Makan tidur di tempat kerja. Uang gajian disimpan, tabung sampai lebaran, buat pulang kampung setahun sekali. Waktu itu dia mengaku rumahnya di Cisalak, di belakang pasar.

"Bos hanya ancer ancer saja tempat kampung saya. Tidak tau pas nya di mana."

"Yang penting kerja baik jujur, dari mana asal tidak penting, begitu kata bos." kata Pak RT menambahkan.

Nonton sepakbola di stadion utama yang ditunggu tunggu. Untung bos juga hobi sepakbola, jadi biasa nonton bareng. Nonton kelas paling murah, bangku paling atas. Gudang tutup lebih awal. Yang dia ingat nonton Persija, PSMS, Persibaya dan PSM.

"waktu itu pertandingan sepakbola pesertanya kalo gak salah itu itu aja. Gantian saja yang menang, atau yang masuk final."

Menurut pak RT dia tidak sering nonton bola karena harus kerja. Isteri bos sering marah kalau keseringan nonton bola, sebab dia harus jaga. Katanya kerjaan jadi numpuk. Kecuali pergi malam hari, gudang toko sudah tutup, pekerja bebas.

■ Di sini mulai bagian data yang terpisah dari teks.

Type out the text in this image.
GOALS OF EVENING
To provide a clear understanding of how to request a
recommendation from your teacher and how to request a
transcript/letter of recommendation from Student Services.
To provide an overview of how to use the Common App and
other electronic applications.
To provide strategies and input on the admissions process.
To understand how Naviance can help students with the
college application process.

Pernah nonton bulutangkis di gelanggang Youth Center di Grogol. Waktu itu masih ada Iie Sumirat, Christian Ade Tjandra, Tjuntjun Johan Wahyudi. Mereka latihan di Grogol.

"berita mereka akan latihan cepet tersebar." gedung itu cepet penuh, waktu itu ke sana naik sepeda, jalanan masih sepi, sebentar juga nyampe."
Ada bioskop di Roxy, tapi nggak pernah nonton. Temen kerja yang sering nonton pas selesai kerja.

"katanya kalo filem koboi karcis cepet habis, temen sering beli karcis lewat calo."

Pernah beberapa kali jalan jalan diajak bos naik mobil keliling Monas. Mobil bisa masuk sampai bawah tugu monas."

Parkir mobil di situ, keluar jalan keliling, beli sekoteng, duduk duduk, terus pulang. Enak di situ, santai udara sejuk.

"Kalau ke Mesteer (Jatinegara), Tenabang, Senen udah sering karena anter atau ambil barang."

"Jakarta waktu itu masih enak, nggak macet. Sekarang udah gak enak, macet, panas, orang berjubel." kata pak RT. Dia pernah sekali ke Jakarta diajak anaknya, terus kapok, nggak mau lagi.

Itu masa muda almarhum pak RT. Setelah dia menikah, punya empat orang anak dan beberapa cucu, tidak pernah lagi kembali bekerja di bos nya di Jembatan Lima-Roxy. Dia hampir tidak pernah meninggalkan kampungnya sampai akhir hayat.